Lo scorso lunedì 28 settembre la direzione aziendale di Tenaris Dalmine (primo produttore italiano di tubi di acciaio senza saldatura per l’industria energetica, automobilistica e meccanica) aveva presentato al coordinamento sindacale degli stabilimenti italiani il piano industriale 2010-2011, che prevede investimenti per 114 milioni di euro in due anni con l’obiettivo di perseguire un "riposizionamento strategico" per l’azienda. Tale piano prevede tagli occupazionali pesanti giustificati con una prospettiva di produzione ipotizzata per i prossimi due anni in calo almeno del 35% rispetto al 2008. Il piano prevede la chiusura dello stabilimento di Piombino (LI), il forte ridimensionamento di quello di Costa Volpino (BG) e Arcore (MB), il graduale disimpegno delle attività Fapi (tubi piccoli) a Dalmine (BG) e una generale riorganizzazione che coinvolge tutta l’azienda. L’impatto occupazionale di queste scelte viene quantificato in 1.024 lavoratori in esubero (più di un terzo dei 2.814 dipendenti in forza negli stabilimenti italiani di Tenaris), con la previsione di 717 posti in meno a Dalmine e Sabbio (da 2.218 a 1.501 dipendenti), 119 a Costa Volpino (da 247 a 161), 64 ad Arcore (da 225 a 161) e 124 a Piombino.
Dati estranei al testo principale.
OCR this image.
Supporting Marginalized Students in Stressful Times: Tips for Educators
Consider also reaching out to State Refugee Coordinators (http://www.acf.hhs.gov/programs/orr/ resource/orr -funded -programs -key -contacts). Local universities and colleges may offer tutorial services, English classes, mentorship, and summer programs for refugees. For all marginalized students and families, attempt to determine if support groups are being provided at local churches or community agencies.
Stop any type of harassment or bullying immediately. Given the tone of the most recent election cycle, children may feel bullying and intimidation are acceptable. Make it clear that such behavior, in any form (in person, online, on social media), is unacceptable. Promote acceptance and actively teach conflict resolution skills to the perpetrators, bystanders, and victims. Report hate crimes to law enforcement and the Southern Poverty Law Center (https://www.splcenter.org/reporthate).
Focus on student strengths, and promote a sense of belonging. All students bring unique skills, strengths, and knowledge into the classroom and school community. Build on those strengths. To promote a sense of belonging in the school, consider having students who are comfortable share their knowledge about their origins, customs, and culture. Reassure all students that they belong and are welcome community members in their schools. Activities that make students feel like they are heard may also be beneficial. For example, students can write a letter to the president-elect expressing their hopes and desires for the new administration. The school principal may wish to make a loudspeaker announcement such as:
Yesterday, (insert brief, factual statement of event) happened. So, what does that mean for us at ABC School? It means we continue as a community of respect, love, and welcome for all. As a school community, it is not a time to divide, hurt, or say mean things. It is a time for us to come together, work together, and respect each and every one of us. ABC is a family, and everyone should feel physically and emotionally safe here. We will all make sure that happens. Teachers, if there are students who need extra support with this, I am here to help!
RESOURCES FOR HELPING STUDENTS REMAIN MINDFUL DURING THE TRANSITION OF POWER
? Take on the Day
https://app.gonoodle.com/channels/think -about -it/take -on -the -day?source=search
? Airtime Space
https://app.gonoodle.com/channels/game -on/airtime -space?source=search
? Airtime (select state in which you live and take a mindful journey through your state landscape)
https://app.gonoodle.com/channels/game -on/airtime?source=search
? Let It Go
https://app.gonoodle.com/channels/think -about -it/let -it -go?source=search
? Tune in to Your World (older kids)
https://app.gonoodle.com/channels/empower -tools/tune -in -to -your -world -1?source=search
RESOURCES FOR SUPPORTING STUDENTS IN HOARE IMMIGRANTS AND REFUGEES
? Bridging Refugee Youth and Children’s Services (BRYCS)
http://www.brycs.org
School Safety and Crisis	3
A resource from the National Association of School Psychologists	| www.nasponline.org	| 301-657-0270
I fattori che hanno determinato questo mutamento sono, secondo l’azienda, l’incremento esponenziale della concorrenza internazionale, causato dall’aumento di capacità produttiva a livello mondiale. La Cina ha accresciuto del 55% la sua capacità produttiva dal 2005 al 2009 e sta continuando ad investire in nuovi impianti. A ciò si aggiunge il ridimensionamento strutturale dell’attività di alcuni settori industriali destinatari di tubi senza saldatura, il progressivo calo di economicità di alcune tipologie di produzioni standard e scarsamente differenziate (come ad esempio i tubi di piccolo diametro per applicazioni meccaniche e per la termica). Per Osvaldo Squassina (UAL) ci troviamo davanti a “un piano sbagliato, che va radicalmente cambiato. L’azienda sta sfruttando e strumentalizzando la crisi per effettuare tagli altrimenti non operabili: no a licenziamenti collettivi, non sono giustificabili”. 
Qui non esiste un problema di ammortizzatori sociali –ha detto Carlo Spreafico (PD)- ma di politica industriale regionale e europea. Chiedo pertanto che la IV e la VII Commissione consiliare regionale programmino al più presto un incontro con i ministri Scaiola e Sacconi per affrontare seriamente la situazione lombarda: se salta la Lombardia, salta il Paese intero”. Anche per Marcello Saponaro (Verdi) il piano industriale presentato dall’azienda “è inaccettabile, la Tenaris in passato ha avuto molte agevolazioni e sostegni dalle istituzioni e dal territorio bergamasco, non può oggi far finta di nulla e dimenticarsene”.
Mi auguro –ha aggiunto Luciano Muhlbauer (Rif.Com.)- che la volontà espressa dall’azienda di ridiscutere il piano industriale sia seria e dettata da convinzioni reali, non estemporanea e frutto di dichiarazioni di facciata giusto per stemperare il clima in un momento delicato”. Per Giuseppe Benigni (PD) tagli così forti “sono inaccettabili perché avrebbero serie e gravi ripercussioni sull’intera economia bergamasca. La Tenaris non può non tenere conto anche di altri significativi settori strategici come quelli del gas e dell’energia sui quali valutare se e come investire”.
A chiusura dell’incontro è intervenuto il Vice Presidente della Giunta e Assessore regionale al Lavoro Gianni Rossoni, che ha assicurato la massima attenzione della Regione e l’impegno per il mantenimento dei livelli occupazionali e produttivi.